Przy okazji rozmowy poprosiliśmy też Bartka Frąckowiaka o komentarz do odpowiedzi Ministerstwa Kultury, jakie otrzymaliśmy na pytania dotyczące pierwszego od piętnastu lat braku dotacji na organizację Festiwalu Prapremier. Resort tłumaczy w nich, że minister zdecydował "o większym wsparciu inicjatyw, które dotychczas nie miały szansy na zdobycie międzynarodowego rozgłosu, a przez to posiadają utrudnione możliwości w zdobywaniu środków na realizację wydarzeń". Ministerstwo sugeruje również, że dzięki wieloletniemu wspieraniu imprezy festiwal ma na tyle mocną markę, że może sam poszukać sobie sponsorów.

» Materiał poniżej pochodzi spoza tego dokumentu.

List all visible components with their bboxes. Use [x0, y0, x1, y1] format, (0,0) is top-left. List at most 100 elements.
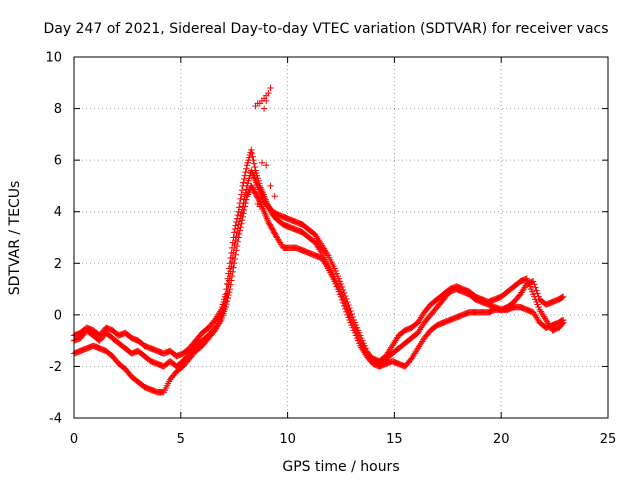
data-point-track-c [224, 275, 231, 282]
y-tick-label: 8 [54, 102, 62, 117]
data-point-track-b [230, 264, 237, 271]
data-point-track-c [559, 320, 566, 327]
x-tick-label: 0 [70, 432, 78, 447]
data-point-track-b [240, 210, 247, 217]
data-point-track-a [530, 278, 537, 285]
data-point-track-b [233, 242, 241, 250]
data-point-track-b [229, 268, 236, 276]
chart-title: Day 247 of 2021, Sidereal Day-to-day VTE… [43, 21, 608, 37]
x-tick-label: 15 [386, 432, 403, 447]
data-point-track-b [234, 238, 241, 245]
data-point-track-c [240, 175, 248, 183]
data-point-track-b [224, 294, 231, 302]
data-point-track-b [228, 272, 236, 280]
data-point-track-b [237, 223, 244, 231]
data-point-track-c [241, 172, 249, 179]
data-point-track-b [231, 255, 239, 263]
data-points [70, 84, 567, 396]
data-point-track-a [534, 290, 541, 297]
y-tick-label: 6 [54, 154, 62, 169]
data-point-track-c [223, 285, 230, 293]
data-point-track-c [242, 168, 249, 176]
data-point-track-b [240, 206, 248, 214]
data-point-track-c [232, 222, 239, 229]
data-point-track-c [339, 294, 347, 301]
data-point-track-c [237, 195, 244, 203]
x-axis-label: GPS time / hours [282, 459, 399, 475]
axis-ticks [73, 56, 609, 419]
data-point-track-a [533, 287, 540, 294]
data-point-track-b [238, 220, 245, 227]
data-point-track-b [226, 288, 233, 296]
data-point-track-c [249, 153, 256, 160]
data-point-track-c [342, 300, 349, 307]
data-point-track-b [232, 251, 239, 258]
data-point-track-c [233, 215, 241, 222]
data-point-track-a [531, 281, 538, 288]
data-point-track-c [248, 150, 256, 157]
data-point-track-c [227, 254, 234, 262]
data-point-track-c [248, 146, 255, 154]
data-point-track-a [559, 293, 567, 301]
data-point-track-c [235, 208, 242, 215]
data-point-track-b [255, 196, 263, 204]
data-point-isolated-mid [271, 193, 278, 200]
data-point-track-c [225, 270, 232, 277]
data-point-track-b [228, 277, 235, 284]
data-point-track-b [236, 227, 244, 234]
y-tick-labels: -4 -2 0 2 4 6 8 10 [45, 51, 62, 427]
data-point-track-c [239, 182, 246, 190]
x-tick-label: 5 [177, 432, 185, 447]
data-point-track-c [240, 179, 247, 186]
data-point-track-c [226, 260, 234, 267]
data-point-track-c [226, 265, 233, 272]
data-point-track-c [235, 204, 243, 211]
data-point-track-a [337, 280, 345, 288]
plot-frame [73, 56, 609, 419]
data-point-track-c [238, 191, 245, 198]
data-point-track-c [228, 249, 235, 257]
y-axis-label: SDTVAR / TECUs [7, 181, 23, 296]
data-point-track-a [532, 284, 539, 291]
data-point-track-c [250, 160, 258, 167]
data-point-track-b [239, 213, 246, 221]
data-point-isolated-high [260, 105, 268, 112]
y-tick-label: 0 [54, 308, 62, 323]
data-point-isolated-high [267, 84, 274, 92]
data-point-track-b [241, 203, 249, 210]
y-tick-label: 4 [54, 205, 62, 220]
data-point-track-c [233, 218, 240, 226]
data-point-isolated-high [263, 97, 270, 105]
data-point-isolated-mid [267, 182, 274, 190]
data-point-track-b [243, 196, 250, 203]
x-tick-labels: 0 5 10 15 20 25 [70, 432, 616, 447]
data-point-track-c [223, 280, 231, 288]
data-point-track-c [338, 291, 346, 298]
data-point-track-c [250, 156, 257, 164]
x-tick-label: 10 [279, 432, 296, 447]
data-point-track-c [559, 319, 567, 326]
data-point-track-c [230, 234, 237, 241]
x-tick-label: 25 [600, 432, 617, 447]
data-point-track-c [251, 163, 259, 171]
data-point-isolated-mid [258, 159, 266, 166]
y-tick-label: 10 [45, 51, 62, 66]
data-point-isolated-high [265, 89, 272, 97]
data-point-track-c [231, 225, 239, 233]
data-point-isolated-mid [256, 203, 264, 210]
x-tick-label: 20 [493, 432, 510, 447]
data-point-track-c [236, 199, 244, 207]
data-point-track-b [225, 291, 232, 299]
data-point-track-c [341, 297, 348, 304]
data-point-isolated-mid [263, 162, 270, 169]
data-point-track-c [229, 239, 236, 246]
data-point-track-c [234, 211, 241, 219]
y-tick-label: -2 [49, 360, 62, 375]
data-point-track-b [233, 247, 240, 254]
data-point-track-c [243, 165, 250, 172]
data-point-track-b [227, 281, 234, 288]
data-point-track-b [242, 199, 249, 207]
y-tick-label: -4 [49, 412, 62, 427]
y-tick-label: 2 [54, 257, 62, 272]
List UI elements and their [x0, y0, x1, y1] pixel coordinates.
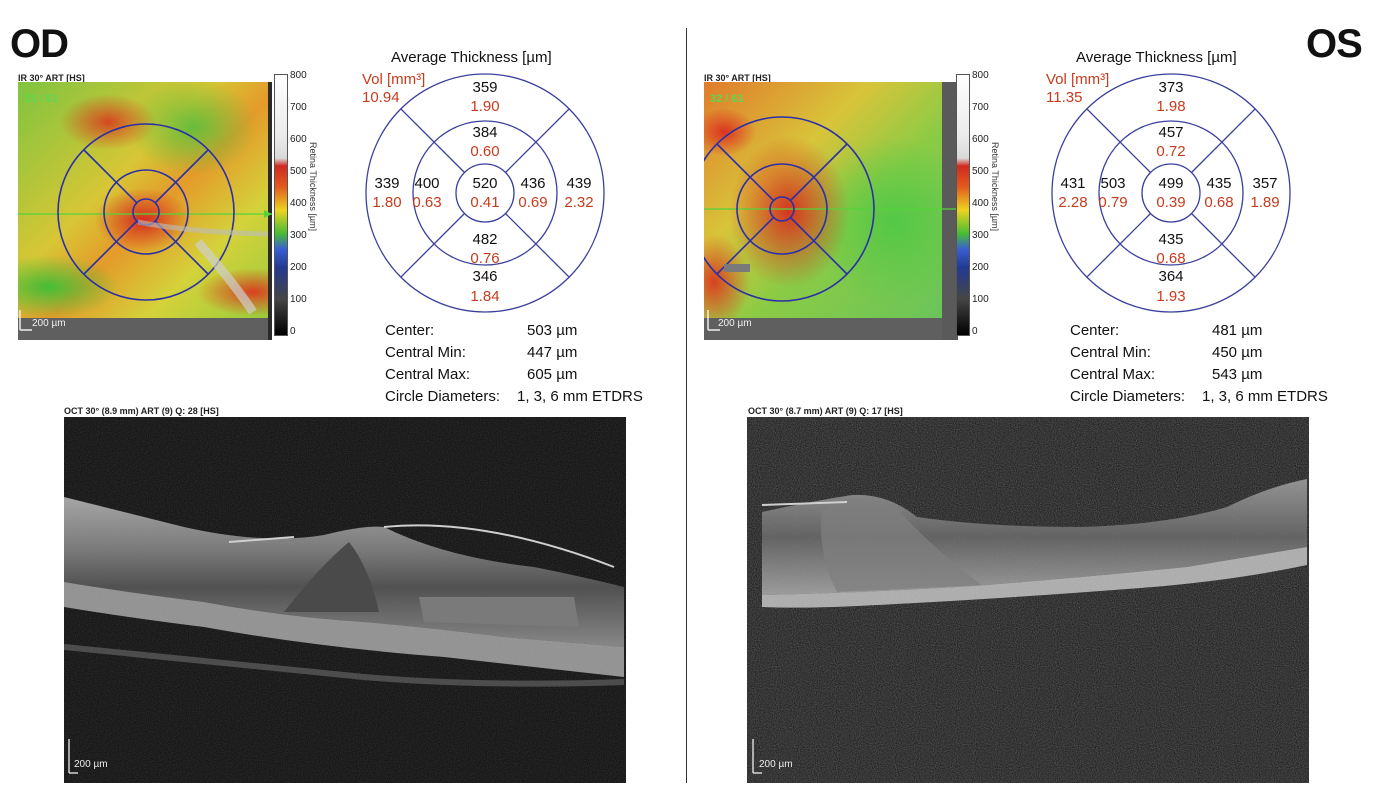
inner-right-volume: 0.69	[518, 194, 547, 211]
inner-left-volume: 0.63	[412, 194, 441, 211]
oct-scale-od: 200 µm	[74, 759, 108, 770]
stat-circle-diameters: Circle Diameters: 1, 3, 6 mm ETDRS	[1070, 388, 1328, 405]
colorbar-title-od: Retina Thickness [µm]	[308, 142, 318, 232]
inner-left-thickness: 503	[1100, 175, 1125, 192]
inner-top-volume: 0.60	[470, 143, 499, 160]
outer-bottom-thickness: 346	[472, 268, 497, 285]
outer-top-thickness: 359	[472, 79, 497, 96]
cb-tick: 300	[972, 230, 989, 241]
stat-circle-diameters: Circle Diameters: 1, 3, 6 mm ETDRS	[385, 388, 643, 405]
cb-tick: 0	[972, 326, 978, 337]
cb-tick: 200	[290, 262, 307, 273]
volume-total-os: Vol [mm³] 11.35	[1046, 71, 1109, 107]
stat-center: Center: 503 µm	[385, 322, 578, 339]
cb-tick: 400	[290, 198, 307, 209]
cb-tick: 100	[290, 294, 307, 305]
thickness-stats-od: Center: 503 µm Central Min: 447 µm Central…	[385, 320, 643, 408]
outer-bottom-volume: 1.84	[470, 288, 499, 305]
outer-bottom-thickness: 364	[1158, 268, 1183, 285]
average-thickness-title-os: Average Thickness [µm]	[1076, 49, 1237, 66]
cb-tick: 500	[972, 166, 989, 177]
inner-left-thickness: 400	[414, 175, 439, 192]
cb-tick: 800	[972, 70, 989, 81]
oct-scale-os: 200 µm	[759, 759, 793, 770]
etdrs-grid-od: 359 1.90 384 0.60 339 1.80 400 0.63 520 …	[365, 73, 605, 313]
inner-bottom-volume: 0.76	[470, 250, 499, 267]
map-scale-os: 200 µm	[718, 318, 752, 329]
stat-central-min: Central Min: 450 µm	[1070, 344, 1263, 361]
cb-tick: 600	[972, 134, 989, 145]
outer-top-volume: 1.90	[470, 98, 499, 115]
oct-scan-os[interactable]: 200 µm	[747, 417, 1309, 783]
outer-left-thickness: 339	[374, 175, 399, 192]
center-volume: 0.41	[470, 194, 499, 211]
outer-right-thickness: 357	[1252, 175, 1277, 192]
outer-left-volume: 2.28	[1058, 194, 1087, 211]
colorbar-title-os: Retina Thickness [µm]	[990, 142, 1000, 232]
outer-top-thickness: 373	[1158, 79, 1183, 96]
outer-bottom-volume: 1.93	[1156, 288, 1185, 305]
cb-tick: 500	[290, 166, 307, 177]
stat-central-max: Central Max: 543 µm	[1070, 366, 1263, 383]
inner-bottom-thickness: 435	[1158, 231, 1183, 248]
inner-bottom-thickness: 482	[472, 231, 497, 248]
stat-center: Center: 481 µm	[1070, 322, 1263, 339]
cb-tick: 700	[290, 102, 307, 113]
fov-text-os: 32 / 61	[710, 93, 744, 105]
outer-right-volume: 2.32	[564, 194, 593, 211]
od-panel: OD IR 30° ART [HS] 31 / 61 200 µm 800 70…	[0, 0, 685, 800]
oct-label-os: OCT 30° (8.7 mm) ART (9) Q: 17 [HS]	[748, 406, 903, 416]
stat-central-min: Central Min: 447 µm	[385, 344, 578, 361]
cb-tick: 200	[972, 262, 989, 273]
etdrs-overlay-od	[18, 82, 272, 340]
outer-right-volume: 1.89	[1250, 194, 1279, 211]
thickness-map-od[interactable]: 31 / 61 200 µm	[18, 82, 272, 340]
thickness-map-os[interactable]: 32 / 61 200 µm	[704, 82, 958, 340]
thickness-stats-os: Center: 481 µm Central Min: 450 µm Central…	[1070, 320, 1328, 408]
inner-left-volume: 0.79	[1098, 194, 1127, 211]
fov-text-od: 31 / 61	[24, 93, 58, 105]
cb-tick: 400	[972, 198, 989, 209]
etdrs-overlay-os	[704, 82, 958, 340]
inner-right-thickness: 436	[520, 175, 545, 192]
cb-tick: 0	[290, 326, 296, 337]
os-panel: OS IR 30° ART [HS] 32 / 61 200 µm 800 70…	[690, 0, 1380, 800]
vol-value-os: 11.35	[1046, 89, 1083, 106]
cb-tick: 800	[290, 70, 307, 81]
colorbar-od	[274, 74, 288, 336]
center-thickness: 520	[472, 175, 497, 192]
inner-right-volume: 0.68	[1204, 194, 1233, 211]
inner-bottom-volume: 0.68	[1156, 250, 1185, 267]
ir-label-od: IR 30° ART [HS]	[18, 73, 85, 83]
inner-top-volume: 0.72	[1156, 143, 1185, 160]
volume-total-od: Vol [mm³] 10.94	[362, 71, 425, 107]
cb-tick: 600	[290, 134, 307, 145]
vol-label-os: Vol [mm³]	[1046, 71, 1110, 88]
outer-left-thickness: 431	[1060, 175, 1085, 192]
vol-value-od: 10.94	[362, 89, 400, 106]
oct-scan-od[interactable]: 200 µm	[64, 417, 626, 783]
cb-tick: 100	[972, 294, 989, 305]
eye-label-os: OS	[1306, 22, 1363, 66]
center-volume: 0.39	[1156, 194, 1185, 211]
vol-label-od: Vol [mm³]	[362, 71, 426, 88]
center-thickness: 499	[1158, 175, 1183, 192]
inner-top-thickness: 384	[472, 124, 497, 141]
colorbar-os	[956, 74, 970, 336]
average-thickness-title-od: Average Thickness [µm]	[391, 49, 552, 66]
map-scale-od: 200 µm	[32, 318, 66, 329]
ir-label-os: IR 30° ART [HS]	[704, 73, 771, 83]
outer-left-volume: 1.80	[372, 194, 401, 211]
cb-tick: 300	[290, 230, 307, 241]
outer-top-volume: 1.98	[1156, 98, 1185, 115]
inner-top-thickness: 457	[1158, 124, 1183, 141]
stat-central-max: Central Max: 605 µm	[385, 366, 578, 383]
etdrs-grid-os: 373 1.98 457 0.72 431 2.28 503 0.79 499 …	[1051, 73, 1291, 313]
panel-divider	[686, 28, 687, 783]
eye-label-od: OD	[10, 22, 69, 66]
oct-label-od: OCT 30° (8.9 mm) ART (9) Q: 28 [HS]	[64, 406, 219, 416]
outer-right-thickness: 439	[566, 175, 591, 192]
cb-tick: 700	[972, 102, 989, 113]
inner-right-thickness: 435	[1206, 175, 1231, 192]
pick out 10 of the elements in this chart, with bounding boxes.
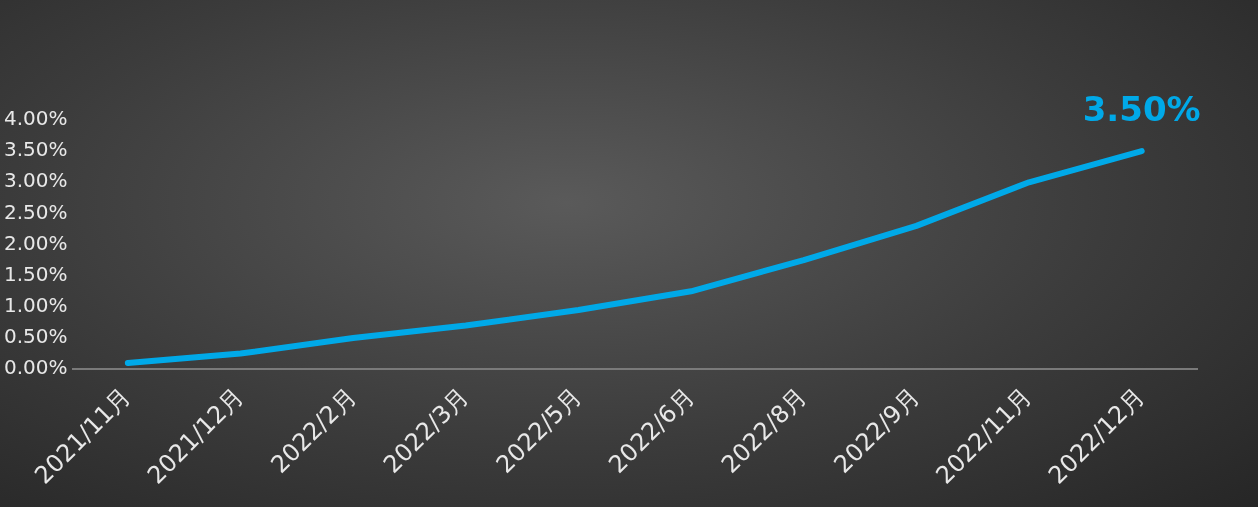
data-label: 3.50% <box>1082 88 1201 129</box>
y-tick-label: 3.00% <box>3 168 68 193</box>
y-tick-label: 0.00% <box>3 355 68 380</box>
y-tick-label: 2.00% <box>3 230 68 255</box>
y-tick-label: 1.00% <box>3 293 68 318</box>
y-tick-label: 1.50% <box>3 261 68 286</box>
y-tick-label: 0.50% <box>3 324 68 349</box>
y-tick-label: 2.50% <box>3 199 68 224</box>
y-tick-label: 4.00% <box>3 106 68 131</box>
y-tick-label: 3.50% <box>3 137 68 162</box>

- Argumenty ministerstwa są tak humorystyczne i groteskowe, że trudno to nawet skomentować - mówi. - Ktoś, kto uważa, że na cztery miesiące przed festiwalem można zdobyć sponsorów, prawdopodobnie jest dyletantem. Nie mówiąc już o tym, że mecenat w Polsce to fikcja. Swoją drogą to ciekawe, że rząd, który tyle stara się mówić o polityce socjalnej, odwołuje się do naiwnych, neoliberalnych idei sponsoringu.
A co z argumentem, że dotacja jest bardziej potrzebna imprezom o mniejszym rozgłosie? - W ciągu 2 ostatnich lat Prapremiery zaczęły się zmieniać. Ten proces trwa, nie skończył się. Więc mowa o "wypracowanej marce" jest równie niepoważna jak o mecenacie - komentuje Frąckowiak.